Miran Bakhsh

Personal information
- Full name: Malik Miran Bakhsh
- Born: 20 April 1907 Rawalpindi, British India
- Died: 8 February 1991 (aged 83) Rawalpindi, Pakistan
- Batting: Right-handed
- Bowling: Right-arm offbreak

International information
- National side: Pakistan;
- Test debut (cap 21): 29 January 1955 v India
- Last Test: 13 February 1955 v India

Career statistics
| Competition | Test | First-class |
| Matches | 2 | 15 |
| Runs scored | 1 | 53 |
| Batting average | 1.00 | 3.31 |
| 100s/50s | 0/0 | 0/0 |
| Top score | 1* | 23 |
| Balls bowled | 348 | 2,803 |
| Wickets | 2 | 48 |
| Bowling average | 57.50 | 19.43 |
| 5 wickets in innings | 0 | 3 |
| 10 wickets in match | 0 | 0 |
| Best bowling | 2/82 | 6/15 |
| Catches/stumpings | 0/– | 2/– |
- Source: ESPNCricinfo, 13 April 2020

= Miran Bakhsh =

Pakistani cricketer (1907–1991)

Malik Miran Bakhsh (20 April 1907 – 8 February 1991), also known as Miran Bux, was a Pakistani international cricketer who played in two Test matches in 1955.

==Early life and family==
Malik Miran Bakhsh was born on 20 April 1907 in Rawalpindi, British India. His father was a groundsman at the Pindi Club Ground.

==Career==
Bakhsh made his first-class cricket debut in 1950, at the age of 43, representing Commander-in-Chief's Eleven. Before his first-class debut, he played in two day matches against West Indies and Commonwealth cricket team.

At the age of 47 years and 284 days, he made his Test debut against India at Lahore, making him the second oldest Test debutant, behind James Southerton. Unusually, this was only his second first-class cricket match.

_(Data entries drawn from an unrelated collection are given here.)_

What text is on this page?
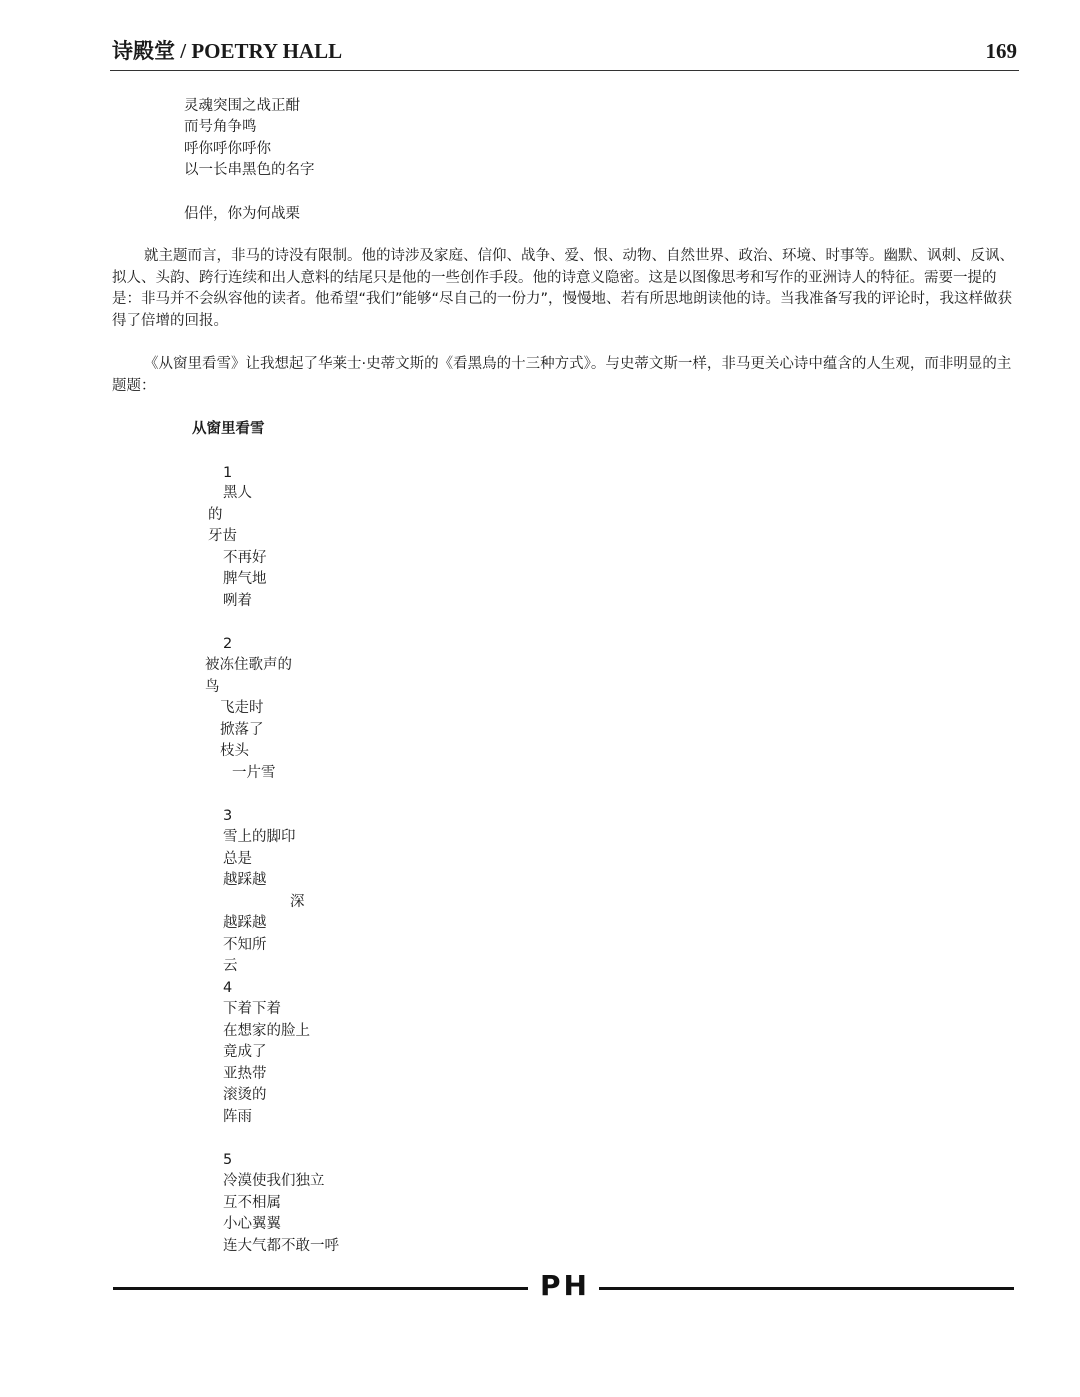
诗殿堂 / POETRY HALL	169
灵魂突围之战正酣
而号角争鸣
呼你呼你呼你
以一长串黑色的名字
侣伴，你为何战栗

就主题而言，非马的诗没有限制。他的诗涉及家庭、信仰、战争、爱、恨、动物、自然世界、政治、环境、时事等。幽默、讽刺、反讽、拟人、头韵、跨行连续和出人意料的结尾只是他的一些创作手段。他的诗意义隐密。这是以图像思考和写作的亚洲诗人的特征。需要一提的是：非马并不会纵容他的读者。他希望“我们”能够“尽自己的一份力”，慢慢地、若有所思地朗读他的诗。当我准备写我的评论时，我这样做获得了倍增的回报。

《从窗里看雪》让我想起了华莱士·史蒂文斯的《看黑鳥的十三种方式》。与史蒂文斯一样，非马更关心诗中蕴含的人生观，而非明显的主题题：

从窗里看雪
1
黑人
的
牙齿
不再好
脾气地
咧着
2
被冻住歌声的
鸟
飞走时
掀落了
枝头
一片雪
3
雪上的脚印
总是
越踩越
深
越踩越
不知所
云
4
下着下着
在想家的脸上
竟成了
亚热带
滚烫的
阵雨
5
冷漠使我们独立
互不相属
小心翼翼
连大气都不敢一呼
PH
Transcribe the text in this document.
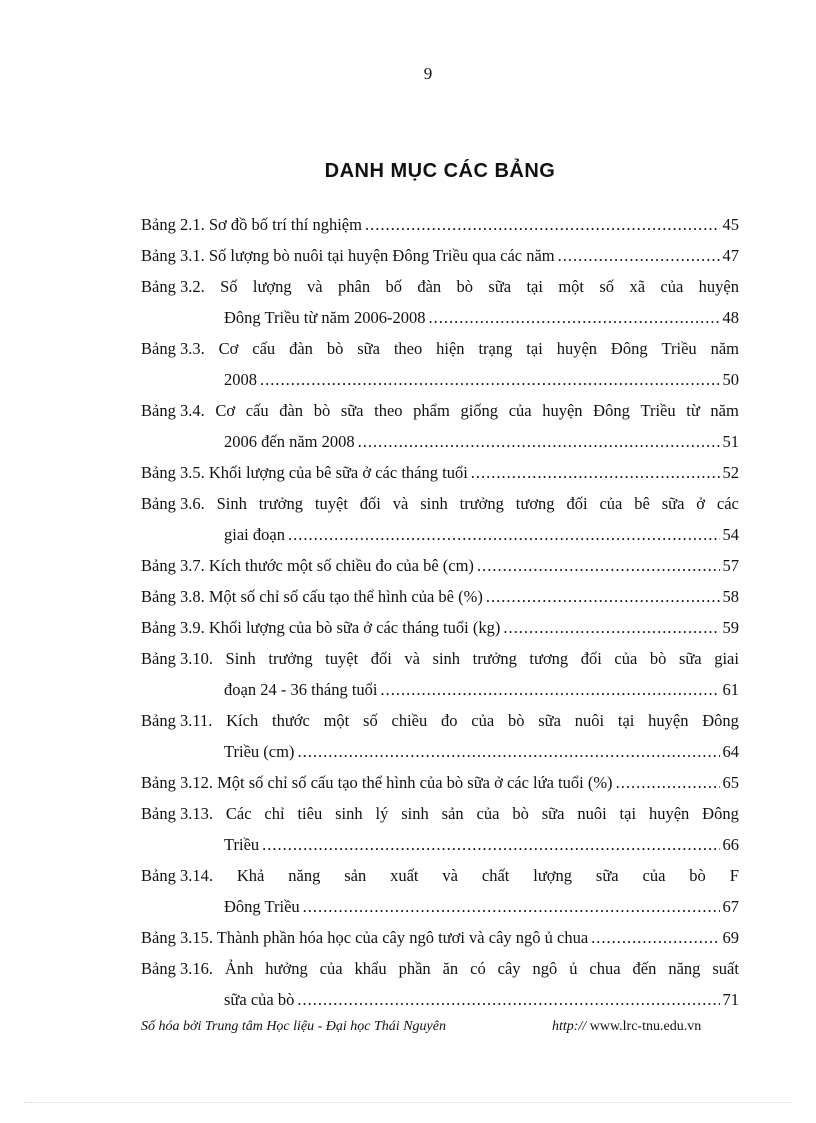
9
DANH MỤC CÁC BẢNG
Bảng 2.1. Sơ đồ bố trí thí nghiệm .....	45
Bảng 3.1. Số lượng bò nuôi tại huyện Đông Triều qua các năm .....	47
Bảng 3.2. Số lượng và phân bố đàn bò sữa tại một số xã của huyện
Đông Triều từ năm 2006-2008 .....	48
Bảng 3.3. Cơ cấu đàn bò sữa theo hiện trạng tại huyện Đông Triều năm
2008 .....	50
Bảng 3.4. Cơ cấu đàn bò sữa theo phẩm giống của huyện Đông Triều từ năm
2006 đến năm 2008 .....	51
Bảng 3.5. Khối lượng của bê sữa ở các tháng tuổi .....	52
Bảng 3.6. Sinh trưởng tuyệt đối và sinh trưởng tương đối của bê sữa ở các
giai đoạn .....	54
Bảng 3.7. Kích thước một số chiều đo của bê (cm) .....	57
Bảng 3.8. Một số chỉ số cấu tạo thể hình của bê (%) .....	58
Bảng 3.9. Khối lượng của bò sữa ở các tháng tuổi (kg) .....	59
Bảng 3.10. Sinh trưởng tuyệt đối và sinh trưởng tương đối của bò sữa giai
đoạn 24 - 36 tháng tuổi .....	61
Bảng 3.11. Kích thước một số chiều đo của bò sữa nuôi tại huyện Đông
Triều (cm) .....	64
Bảng 3.12. Một số chỉ số cấu tạo thể hình của bò sữa ở các lứa tuổi (%) .....	65
Bảng 3.13. Các chỉ tiêu sinh lý sinh sản của bò sữa nuôi tại huyện Đông
Triều .....	66
Bảng 3.14. Khả năng sản xuất và chất lượng sữa của bò F
Đông Triều .....	67
Bảng 3.15. Thành phần hóa học của cây ngô tươi và cây ngô ủ chua .....	69
Bảng 3.16. Ảnh hưởng của khẩu phần ăn có cây ngô ủ chua đến năng suất
sữa của bò .....	71
Số hóa bởi Trung tâm Học liệu - Đại học Thái Nguyên	http:// www.lrc-tnu.edu.vn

A tall off-spinner, he had taken five wickets in a two-day match against the touring West Indians in 1948/49, and 10 in another two-day match against the Commonwealth XI in 1949/50. After his brief Test career ended, he continued playing first-class cricket in Pakistan until 1958/59, when at the age of 51, he took four wickets in his last match playing for Rawalpindi against Peshawar. His best bowling figures came in a match for Combined Services at Dacca in 1956/57, when he took 6 for 15 to help dismiss East Pakistan Whites for 33 runs.